Students at a college in New Jersey are protesting what they call the school’s lack of support for its own program in Africana Studies.
Seton Hall University students left classes Wednesday in protest to draw attention to its Africana Studies courses. According to ABC7 New York, they claim that the South Orange university – which in 1970 became the first in the state to offer an Africana Studies program – has stopped its commitment to the program.
“We came here hoping to get this education that’s offered online,” student Elizabeth Tescum said, ABC7 reported. “It says ‘lively and thriving, Africana Studies, the first in New Jersey,’ you know, the first university to have it, and they’re not giving us the resources.”
The protest, led by the Protect AFAM Movement, became a sit-in at the university president’s office. The group claimed Seton Hall representatives put off gathering resources or posting a job opening for a new tenured professor for the program, making it impossible for students to fulfill majors or minors in Africana Studies, according to NJ.com.

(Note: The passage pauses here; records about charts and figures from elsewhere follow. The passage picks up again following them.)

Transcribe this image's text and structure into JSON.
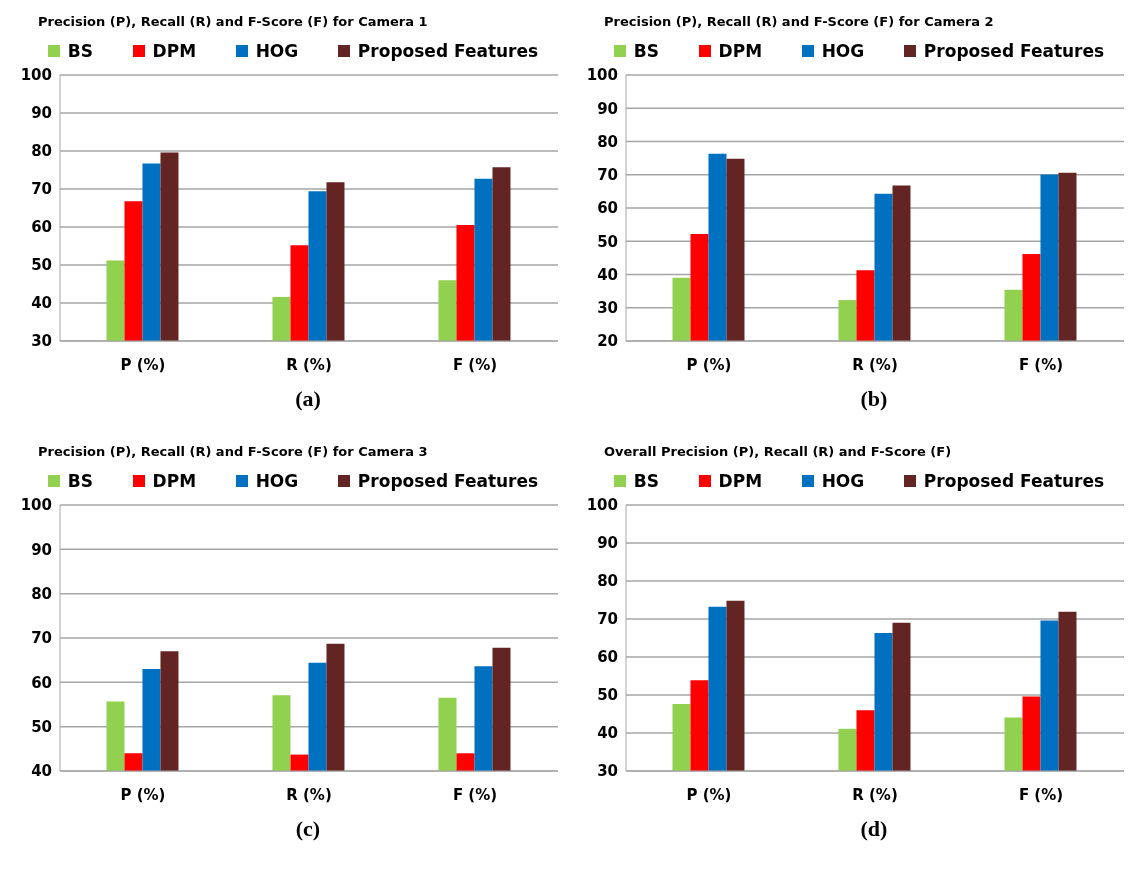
{
  "chart_data": [
    {
      "type": "bar",
      "title": "Precision (P), Recall (R) and F-Score (F) for Camera 1",
      "categories": [
        "P (%)",
        "R (%)",
        "F (%)"
      ],
      "series": [
        {
          "name": "BS",
          "color": "#92d050",
          "values": [
            51.2,
            41.6,
            46
          ]
        },
        {
          "name": "DPM",
          "color": "#ff0000",
          "values": [
            66.8,
            55.2,
            60.5
          ]
        },
        {
          "name": "HOG",
          "color": "#0070c0",
          "values": [
            76.7,
            69.4,
            72.7
          ]
        },
        {
          "name": "Proposed Features",
          "color": "#632523",
          "values": [
            79.6,
            71.8,
            75.7
          ]
        }
      ],
      "ylim": [
        30,
        100
      ],
      "yticks": [
        30,
        40,
        50,
        60,
        70,
        80,
        90,
        100
      ],
      "grid": "y",
      "legend": "top",
      "annotations": [
        "(a)"
      ]
    },
    {
      "type": "bar",
      "title": "Precision (P), Recall (R) and F-Score (F) for Camera 2",
      "categories": [
        "P (%)",
        "R (%)",
        "F (%)"
      ],
      "series": [
        {
          "name": "BS",
          "color": "#92d050",
          "values": [
            39,
            32.3,
            35.4
          ]
        },
        {
          "name": "DPM",
          "color": "#ff0000",
          "values": [
            52.2,
            41.3,
            46.2
          ]
        },
        {
          "name": "HOG",
          "color": "#0070c0",
          "values": [
            76.3,
            64.3,
            70.1
          ]
        },
        {
          "name": "Proposed Features",
          "color": "#632523",
          "values": [
            74.8,
            66.8,
            70.6
          ]
        }
      ],
      "ylim": [
        20,
        100
      ],
      "yticks": [
        20,
        30,
        40,
        50,
        60,
        70,
        80,
        90,
        100
      ],
      "grid": "y",
      "legend": "top",
      "annotations": [
        "(b)"
      ]
    },
    {
      "type": "bar",
      "title": "Precision (P), Recall (R) and F-Score (F) for Camera 3",
      "categories": [
        "P (%)",
        "R (%)",
        "F (%)"
      ],
      "series": [
        {
          "name": "BS",
          "color": "#92d050",
          "values": [
            55.7,
            57.1,
            56.5
          ]
        },
        {
          "name": "DPM",
          "color": "#ff0000",
          "values": [
            44,
            43.7,
            44
          ]
        },
        {
          "name": "HOG",
          "color": "#0070c0",
          "values": [
            63,
            64.4,
            63.6
          ]
        },
        {
          "name": "Proposed Features",
          "color": "#632523",
          "values": [
            67,
            68.7,
            67.8
          ]
        }
      ],
      "ylim": [
        40,
        100
      ],
      "yticks": [
        40,
        50,
        60,
        70,
        80,
        90,
        100
      ],
      "grid": "y",
      "legend": "top",
      "annotations": [
        "(c)"
      ]
    },
    {
      "type": "bar",
      "title": "Overall Precision (P), Recall (R) and F-Score (F)",
      "categories": [
        "P (%)",
        "R (%)",
        "F (%)"
      ],
      "series": [
        {
          "name": "BS",
          "color": "#92d050",
          "values": [
            47.6,
            41.1,
            44.1
          ]
        },
        {
          "name": "DPM",
          "color": "#ff0000",
          "values": [
            53.9,
            46,
            49.6
          ]
        },
        {
          "name": "HOG",
          "color": "#0070c0",
          "values": [
            73.2,
            66.3,
            69.6
          ]
        },
        {
          "name": "Proposed Features",
          "color": "#632523",
          "values": [
            74.8,
            69,
            71.9
          ]
        }
      ],
      "ylim": [
        30,
        100
      ],
      "yticks": [
        30,
        40,
        50,
        60,
        70,
        80,
        90,
        100
      ],
      "grid": "y",
      "legend": "top",
      "annotations": [
        "(d)"
      ]
    }
  ]
}
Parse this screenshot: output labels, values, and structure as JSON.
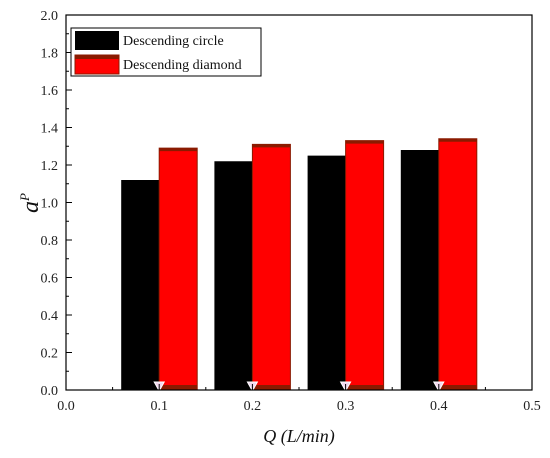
{
  "chart_data": {
    "type": "bar",
    "x": [
      0.1,
      0.2,
      0.3,
      0.4
    ],
    "series": [
      {
        "name": "Descending circle",
        "values": [
          1.12,
          1.22,
          1.25,
          1.28
        ],
        "color": "#000000"
      },
      {
        "name": "Descending diamond",
        "values": [
          1.29,
          1.31,
          1.33,
          1.34
        ],
        "color": "#ff0000",
        "cap_color": "#8b1a00"
      }
    ],
    "xlabel": "Q (L/min)",
    "ylabel_base": "a",
    "ylabel_sup": "P",
    "xlim": [
      0.0,
      0.5
    ],
    "ylim": [
      0.0,
      2.0
    ],
    "xticks": [
      "0.0",
      "0.1",
      "0.2",
      "0.3",
      "0.4",
      "0.5"
    ],
    "yticks": [
      "0.0",
      "0.2",
      "0.4",
      "0.6",
      "0.8",
      "1.0",
      "1.2",
      "1.4",
      "1.6",
      "1.8",
      "2.0"
    ],
    "legend_position": "top-left",
    "grid": false
  }
}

“The program’s only full-time professor and program director was forced out of the university,” part of a statement from Protect AFAM read, NJ.com reported, “and our administration has failed to recognize the severity and urgency of the situation.”
Students claim that the institution misrepresents the teacher deficit in Africana Studies. According to ABC7, they allege that just a few students can enroll and that the institution frequently discontinues it because of a lack of dedication to the program.
Jayde Dieu said that she wanted to take Africana Studies while enrolling in pre-law programs but was told that wasn’t the best route for political science.
“So students are actually discouraged from taking Africana courses,” she contended, ABC7 reported.
This reportedly isn’t the first time Seton Hall students voiced their concerns about the program, formerly a department. In 2018, a group known as the Concerned 44 held a demonstration at President’s Hall, taking over the campus site for several days. Their efforts resulted in responses to some of their demands, but none of the university’s promises “have seen meaningful longevity,” Protect AFAM officials said in a statement.
The movement wants the Catholic university to hire three or four full-time professors, hire a full-time tenured director for the program, reestablish Africana Studies as a department by next spring and permit students to act as search committee liaisons with the ability to vote on hiring.
While the former director of Africana Studies at Seton Hall claimed the institution does not adequately fund social issue-related courses, the university maintained that it knows how vital the program is to students and its curriculum.
“Seton Hall University enthusiastically supports the discipline of Africana Studies,” the university said in a statement, ABC7 reported, “and underscores how vital it is for all our students, independent of their major field of study, to be able to learn about their (and other) cultures, histories, and identities.”